Links are normally visible

Delivered reports averaged 5.2 source links, supporting quick editorial review.

Watch

Exact sources repeated

Recent My Baggage, Outforia and Stasher reports repeated at least one exact URL across runs.

Watch

Original sources are not universal

Seven final links used Google News rather than the original publisher or primary source.

Fix

Internal process text leaked

One BoatBooker and one sexual-health report began with “I now have enough...” instead of starting cleanly with the digest.

Fix

Deduplication is inconsistent

Only the sexual-health prompt explicitly searches recent digest history. Other jobs mostly rely on the fresh model’s judgement.

Fix

Tool access is uneven

Seven jobs are web-only while others can browse, use terminal retrieval or check session history.

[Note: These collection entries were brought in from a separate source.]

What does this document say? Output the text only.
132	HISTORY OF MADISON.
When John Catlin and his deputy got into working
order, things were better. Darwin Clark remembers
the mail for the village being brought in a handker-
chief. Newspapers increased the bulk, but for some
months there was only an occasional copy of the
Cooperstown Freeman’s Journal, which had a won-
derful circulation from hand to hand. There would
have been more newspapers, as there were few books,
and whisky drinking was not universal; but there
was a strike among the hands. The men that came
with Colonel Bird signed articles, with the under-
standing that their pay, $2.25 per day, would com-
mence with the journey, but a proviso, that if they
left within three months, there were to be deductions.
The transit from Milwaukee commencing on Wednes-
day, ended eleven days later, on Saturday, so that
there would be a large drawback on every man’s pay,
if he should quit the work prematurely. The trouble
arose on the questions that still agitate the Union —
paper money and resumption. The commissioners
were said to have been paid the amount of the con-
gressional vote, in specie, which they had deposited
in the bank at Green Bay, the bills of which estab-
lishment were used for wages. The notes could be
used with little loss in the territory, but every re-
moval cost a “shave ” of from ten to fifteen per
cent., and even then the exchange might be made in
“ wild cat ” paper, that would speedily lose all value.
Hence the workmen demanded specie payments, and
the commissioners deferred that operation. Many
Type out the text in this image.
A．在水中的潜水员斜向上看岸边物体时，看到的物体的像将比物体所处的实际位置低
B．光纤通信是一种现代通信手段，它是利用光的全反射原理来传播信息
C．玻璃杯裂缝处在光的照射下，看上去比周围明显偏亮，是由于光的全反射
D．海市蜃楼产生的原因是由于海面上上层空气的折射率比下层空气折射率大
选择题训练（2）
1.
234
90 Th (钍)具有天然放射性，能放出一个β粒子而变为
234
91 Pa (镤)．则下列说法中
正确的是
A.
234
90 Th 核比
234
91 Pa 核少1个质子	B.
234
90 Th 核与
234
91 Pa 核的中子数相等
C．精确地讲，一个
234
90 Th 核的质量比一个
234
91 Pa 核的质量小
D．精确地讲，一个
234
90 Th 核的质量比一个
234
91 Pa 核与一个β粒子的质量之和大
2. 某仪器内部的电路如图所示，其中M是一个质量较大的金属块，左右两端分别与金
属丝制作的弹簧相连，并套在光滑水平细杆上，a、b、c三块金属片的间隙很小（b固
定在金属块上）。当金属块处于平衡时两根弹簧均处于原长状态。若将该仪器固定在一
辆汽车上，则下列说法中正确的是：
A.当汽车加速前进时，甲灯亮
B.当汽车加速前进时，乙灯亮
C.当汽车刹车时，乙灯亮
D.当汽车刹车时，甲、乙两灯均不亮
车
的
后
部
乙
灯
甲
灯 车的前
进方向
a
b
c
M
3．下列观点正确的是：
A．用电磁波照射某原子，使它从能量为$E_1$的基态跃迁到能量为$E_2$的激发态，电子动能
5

Repeated exact links found

  • My Baggage repeated an Australia visa-price article from The Guardian.
  • Outforia repeated a Met Office heatwave update.
  • Stasher repeated EU passenger-rights sources from the EU Council and DW.

A repeated source is not automatically wrong if the story materially develops. The current system does not centrally record or explain that distinction.

The fleet works, but it has grown through prompt-by-prompt variation.

No shared story ledger

There is no central first-seen date, story fingerprint, prior client use, verdict or material-update field.

No uniform evidence schema

Source verification is an instruction, not a required machine-checked set of fields.

Uneven silence semantics

Some prompts demand exact [SILENT], one asks for a completely blank response, and Lordhair can produce a watchlist.

Prompt drift

Freshness, item thresholds, source language and output structure differ more than client needs alone explain.

Scheduler concentration

Ten jobs can start at 08:00, increasing concurrent dependency load.

No fleet-level quality telemetry

Run status records execution success, not source quality, duplication, confidence or editorial usefulness.

Source resolution gaps

Google News and secondary pages can remain in final outputs when original URLs are not resolved.

Generated angles are not labelled

Confirmed facts and model-created PR recommendations are visually blended in many digests.

A common core with client-specific modules.

Keep each client’s editorial territory, but standardise the evidence, deduplication, output and monitoring layers.

01 · Shared evidence record

Require headline, canonical URL, publisher, publication date, update date, geography, source type, extracted claim and verification timestamp.

02 · Central story ledger

Store a content fingerprint, first-seen date, clients used for, previous angle, verdict and reason for reuse.

03 · Source hierarchy

Primary or official source first, original publisher second, reputable secondary reporting third. Resolve Google News before delivery.

04 · Explicit scores

Record recency, authority, client fit, novelty, journalist appeal and confidence separately. Use the score to support, not replace, editorial judgement.

05 · Unified gate

Return one machine-readable outcome: SEND, WATCHLIST or SILENT, with clear per-client thresholds.

06 · Clean rendering

Generate the Slack message from structured fields so internal reasoning or “I now have enough” process text cannot leak.

07 · Fleet telemetry

Track runs, send rate, silent rate, average research calls, source mix, unresolved links, repeated stories and human usefulness feedback.

08 · Staggered execution

Spread starts across the hour and give browser-heavy jobs their own slots.

Bottom line

The fleet is best understood as thirteen scheduled AI editorial researchers sharing a broad operating pattern. It is already effective at suppressing weak news and producing client-specific ideas, but it is not yet one centrally governed alerting platform. The next improvement is standardisation, not more prompts.